An HMRC victory would have “huge implications” for advisers providing services to contractors, added Chris Bryce, chief executive of the Freelancer & Contractor Services Association. The body independently accredits contractor specialist firms, including Churchill Knight & Associates.
Bryce defended the FCSA’s accreditation of the firm saying its vetting process, including for MSC compliance, had been thorough. He said Churchill Knight & Associates was operating no differently from an estimated 150 contractor accountancy firms in the UK — used by hundreds of thousands of individuals.
On March 15, HMRC sent letters to the firms’ clients, demanding income tax bills for 2017-18, ranging from £14,000 to £50,000, are paid within 30 days. National insurance liabilities are set to follow as will bills for later years, HMRC added.
The letter stated that Churchill Knight & Associates met three out of five features consistent with being an MSC.
First, it “benefits financially” from the provision of services by contractors by charging a yearly fee. Second, it “influences or controls” how they received payments by issuing a yearly statement of how much individuals would receive from their company and dividing and spreading this over 12 months. People could only change this by contacting the firm, HMRC said. Finally, HMRC said Churchill Knight & Associates “influences or controls” the finances and activities of contractors’ businesses by requiring them to use an online portal the firm developed and that there is “no independence from the portal”.
One person who received the letter and wished to remain anonymous said he and his wife had been “totally blindsided” by it. If HMRC issues bills for the past five years, he will have a liability of more than £100,000. “The impact on us is extremely stressful,” he said.
The contractor said he felt Churchill Knight & Associates had performed normal accountancy practices for him, including bookkeeping.
He was “confident” he could argue his case successfully. But the prospect of the dispute taking up to two years before reaching tribunal was difficult for everyone affected.
Churchill Knight & Associates has taken legal advice and written to HMRC to dispute its findings. It is supporting clients to appeal against the decision and is running a help desk, which at its peak has been staffed between 6am through to 2am.
Edwards told FT Money HMRC had misunderstood its processes. He said the firm had no influence or control over how clients manage their limited companies or take dividends from it. The firm did not financially benefit from clients, but charged a fee for services, which is normal practice. He added that people can transfer in and out of its in-house portal and that it had clients who did not use the portal to manage their limited companies.

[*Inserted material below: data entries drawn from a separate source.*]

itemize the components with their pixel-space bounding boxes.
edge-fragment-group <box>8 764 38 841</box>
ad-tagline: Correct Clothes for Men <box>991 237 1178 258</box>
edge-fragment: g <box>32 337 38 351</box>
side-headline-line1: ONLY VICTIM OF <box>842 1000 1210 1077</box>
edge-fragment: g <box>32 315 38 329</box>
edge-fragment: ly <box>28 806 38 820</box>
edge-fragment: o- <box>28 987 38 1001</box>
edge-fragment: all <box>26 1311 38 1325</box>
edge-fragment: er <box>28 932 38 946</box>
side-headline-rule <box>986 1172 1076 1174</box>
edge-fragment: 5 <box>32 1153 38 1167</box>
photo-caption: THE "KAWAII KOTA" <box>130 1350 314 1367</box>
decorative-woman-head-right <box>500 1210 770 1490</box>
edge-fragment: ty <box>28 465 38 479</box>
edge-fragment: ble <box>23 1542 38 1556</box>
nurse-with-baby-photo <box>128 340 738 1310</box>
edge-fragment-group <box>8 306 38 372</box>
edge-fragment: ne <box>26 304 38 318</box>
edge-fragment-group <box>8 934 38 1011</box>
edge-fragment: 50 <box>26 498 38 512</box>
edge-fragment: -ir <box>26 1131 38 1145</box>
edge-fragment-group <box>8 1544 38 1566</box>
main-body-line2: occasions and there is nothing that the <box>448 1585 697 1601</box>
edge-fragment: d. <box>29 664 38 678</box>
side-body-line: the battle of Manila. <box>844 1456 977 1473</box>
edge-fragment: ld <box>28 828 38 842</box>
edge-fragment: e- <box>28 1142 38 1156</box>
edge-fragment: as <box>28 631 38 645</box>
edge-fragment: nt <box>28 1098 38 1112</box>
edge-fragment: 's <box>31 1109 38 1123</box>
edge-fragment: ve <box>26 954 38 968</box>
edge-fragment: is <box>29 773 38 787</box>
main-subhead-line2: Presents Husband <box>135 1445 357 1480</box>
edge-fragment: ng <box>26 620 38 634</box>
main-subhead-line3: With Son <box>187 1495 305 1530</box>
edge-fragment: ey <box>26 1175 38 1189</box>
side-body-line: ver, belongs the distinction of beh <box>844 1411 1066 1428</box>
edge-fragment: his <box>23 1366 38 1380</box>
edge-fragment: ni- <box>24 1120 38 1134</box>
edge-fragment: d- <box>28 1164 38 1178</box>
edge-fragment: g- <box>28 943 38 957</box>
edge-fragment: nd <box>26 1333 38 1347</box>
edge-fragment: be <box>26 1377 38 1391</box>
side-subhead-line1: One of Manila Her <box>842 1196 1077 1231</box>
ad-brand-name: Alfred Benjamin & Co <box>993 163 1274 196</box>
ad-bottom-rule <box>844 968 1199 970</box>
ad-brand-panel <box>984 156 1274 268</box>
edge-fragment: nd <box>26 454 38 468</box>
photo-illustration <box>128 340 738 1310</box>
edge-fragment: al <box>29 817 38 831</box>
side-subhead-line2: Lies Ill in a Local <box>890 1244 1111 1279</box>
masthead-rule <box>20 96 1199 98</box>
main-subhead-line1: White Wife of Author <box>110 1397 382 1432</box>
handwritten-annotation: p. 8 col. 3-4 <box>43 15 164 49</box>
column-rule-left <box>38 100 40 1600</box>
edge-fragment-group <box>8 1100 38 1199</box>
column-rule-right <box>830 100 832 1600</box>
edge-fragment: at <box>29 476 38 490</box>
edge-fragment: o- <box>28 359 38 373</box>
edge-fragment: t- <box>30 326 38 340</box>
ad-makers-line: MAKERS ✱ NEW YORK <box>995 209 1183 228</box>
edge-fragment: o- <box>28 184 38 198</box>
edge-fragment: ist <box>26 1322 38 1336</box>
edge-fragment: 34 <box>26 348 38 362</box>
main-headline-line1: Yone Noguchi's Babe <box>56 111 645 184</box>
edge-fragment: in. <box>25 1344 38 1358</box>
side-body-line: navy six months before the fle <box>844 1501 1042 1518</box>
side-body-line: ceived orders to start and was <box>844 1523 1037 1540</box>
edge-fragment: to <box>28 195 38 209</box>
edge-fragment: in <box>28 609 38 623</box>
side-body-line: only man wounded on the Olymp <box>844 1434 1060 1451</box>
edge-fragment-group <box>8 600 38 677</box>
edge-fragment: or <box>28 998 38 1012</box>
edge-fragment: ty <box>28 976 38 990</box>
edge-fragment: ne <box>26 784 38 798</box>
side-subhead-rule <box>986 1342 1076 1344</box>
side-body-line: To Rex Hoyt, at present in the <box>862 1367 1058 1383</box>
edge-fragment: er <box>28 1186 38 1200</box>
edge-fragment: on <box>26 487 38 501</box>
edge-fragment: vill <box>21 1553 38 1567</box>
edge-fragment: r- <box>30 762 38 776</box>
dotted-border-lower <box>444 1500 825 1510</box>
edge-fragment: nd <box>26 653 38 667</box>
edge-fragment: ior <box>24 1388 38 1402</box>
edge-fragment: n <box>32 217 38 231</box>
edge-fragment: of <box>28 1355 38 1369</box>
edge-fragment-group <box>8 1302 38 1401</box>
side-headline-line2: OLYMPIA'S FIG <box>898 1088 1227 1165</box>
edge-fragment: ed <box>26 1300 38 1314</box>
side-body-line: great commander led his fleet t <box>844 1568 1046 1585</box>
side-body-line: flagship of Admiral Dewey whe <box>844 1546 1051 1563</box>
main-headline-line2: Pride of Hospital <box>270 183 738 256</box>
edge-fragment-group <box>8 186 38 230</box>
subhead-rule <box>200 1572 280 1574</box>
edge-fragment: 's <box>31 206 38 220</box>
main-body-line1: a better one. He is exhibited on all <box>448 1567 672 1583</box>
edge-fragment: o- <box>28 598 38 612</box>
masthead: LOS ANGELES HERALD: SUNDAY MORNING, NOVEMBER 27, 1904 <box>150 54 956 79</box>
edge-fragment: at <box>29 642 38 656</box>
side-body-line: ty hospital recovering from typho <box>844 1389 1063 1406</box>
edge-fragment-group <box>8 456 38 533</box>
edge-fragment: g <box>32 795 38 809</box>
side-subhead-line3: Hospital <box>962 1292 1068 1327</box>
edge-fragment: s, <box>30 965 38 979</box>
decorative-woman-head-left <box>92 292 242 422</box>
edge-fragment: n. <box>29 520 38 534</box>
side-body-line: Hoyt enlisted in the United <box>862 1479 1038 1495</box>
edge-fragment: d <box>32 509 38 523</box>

Edwards added that approximately a third of clients which HMRC said it had notified about tax liabilities had not received them. The tax liabilities are a legal notice and if not appealed within 30 days will become due.
The “disregard” for contractors’ mental wellbeing “was not on,” said Edwards, adding clients were complaining about not being able to eat, work or sleep because of the uncertainty.
“This can massively damage our reputation even though we haven’t done anything wrong. But we have to have clients’ mental welfare at the forefront.”
HMRC said it could not comment on specific taxpayers, but anyone with a query about an HMRC letter should contact it for help.
It added: “People who work like employees must pay tax like employees. The managed service company rules prevent an intermediary company setting up a structure that facilitates tax avoidance.
“We will take action where we find such structures being used, to ensure the right tax is paid. Any action follows considerable evidence gathering and expert advice.”